Mondada, L., 1996, "La construction discursive de l'altérité: effets linguistiques", Traverse. Revue d’histoire, 1, 51-62.

Résumé

L'émergence de la figure de l'Autre n'est pas l'affirmation d'une identité qui existerait préalablement et qui serait donnée d'emblée, mais résulte de procédures de construction de l'altérité. Celles-ci nous renseignent au moins autant sur celui qui les met en place que sur l'Autre qu'elles construisent et permettent d'appréhender. Cette dimension symboliquement construite et socialement accomplie de l'altérité n'est pas mise en cause par l'évidence avec laquelle se présentent les catégories de l'Autre: en effet, cette transparence relève précisément de l'efficacité des procédures utilisées par une culture ou une société pour reconnaître et imposer des attributs par rapport auxquels elle se distancie.

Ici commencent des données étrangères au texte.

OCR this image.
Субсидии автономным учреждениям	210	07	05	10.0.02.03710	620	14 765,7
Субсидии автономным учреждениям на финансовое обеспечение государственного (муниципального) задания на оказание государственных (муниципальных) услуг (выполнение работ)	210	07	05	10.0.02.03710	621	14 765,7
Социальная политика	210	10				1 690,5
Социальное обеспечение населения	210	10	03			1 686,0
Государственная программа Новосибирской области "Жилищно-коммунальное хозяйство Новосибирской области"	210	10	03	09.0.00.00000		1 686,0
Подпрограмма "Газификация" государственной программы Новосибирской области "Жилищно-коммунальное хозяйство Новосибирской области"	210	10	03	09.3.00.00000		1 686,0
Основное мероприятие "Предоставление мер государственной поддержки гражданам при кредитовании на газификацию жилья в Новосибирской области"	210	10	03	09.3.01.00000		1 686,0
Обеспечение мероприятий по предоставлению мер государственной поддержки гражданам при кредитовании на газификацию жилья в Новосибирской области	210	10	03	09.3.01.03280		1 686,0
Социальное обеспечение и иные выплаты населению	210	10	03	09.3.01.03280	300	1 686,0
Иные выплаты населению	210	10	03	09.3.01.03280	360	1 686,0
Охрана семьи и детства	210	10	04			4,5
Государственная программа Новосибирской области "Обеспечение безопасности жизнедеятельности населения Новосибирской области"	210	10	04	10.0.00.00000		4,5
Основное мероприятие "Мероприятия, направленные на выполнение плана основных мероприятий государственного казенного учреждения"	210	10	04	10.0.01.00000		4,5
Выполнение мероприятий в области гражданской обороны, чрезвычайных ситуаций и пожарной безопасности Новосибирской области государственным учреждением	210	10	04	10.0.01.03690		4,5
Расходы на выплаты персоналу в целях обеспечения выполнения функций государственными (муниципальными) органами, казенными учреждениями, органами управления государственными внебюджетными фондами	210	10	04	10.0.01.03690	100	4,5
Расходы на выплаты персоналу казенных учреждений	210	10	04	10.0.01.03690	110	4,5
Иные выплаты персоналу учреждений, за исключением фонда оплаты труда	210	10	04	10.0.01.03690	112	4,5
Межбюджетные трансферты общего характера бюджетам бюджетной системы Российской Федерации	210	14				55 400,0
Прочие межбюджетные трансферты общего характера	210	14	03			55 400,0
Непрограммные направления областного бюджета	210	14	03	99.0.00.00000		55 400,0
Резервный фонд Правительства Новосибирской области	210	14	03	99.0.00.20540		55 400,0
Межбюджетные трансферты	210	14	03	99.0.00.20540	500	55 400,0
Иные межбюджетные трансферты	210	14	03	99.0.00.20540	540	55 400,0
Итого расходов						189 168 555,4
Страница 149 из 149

Il importe donc de décrire le fonctionnement de ces procédures, qui mobilisent notamment des médiations linguistiques. Après avoir explicité comment l'altérité est contextuellement produite dans des pratiques langagières, nous privilégierons ici le rapport à l'autre tel qu'il est observable linguistiquement, et plus particulièrement en tant qu'il implique la construction dans et par le discours à la fois d'une relation intersubjective, d'un rapport différent au monde et d'une révision du rapport à la langue. Ces différentes dimensions mobilisent un ensemble de questions théoriques que nous esquisserons à travers l'analyse d'exemples tirés d'un corpus de relations de voyageurs français du XVIIIe siècle en Italie.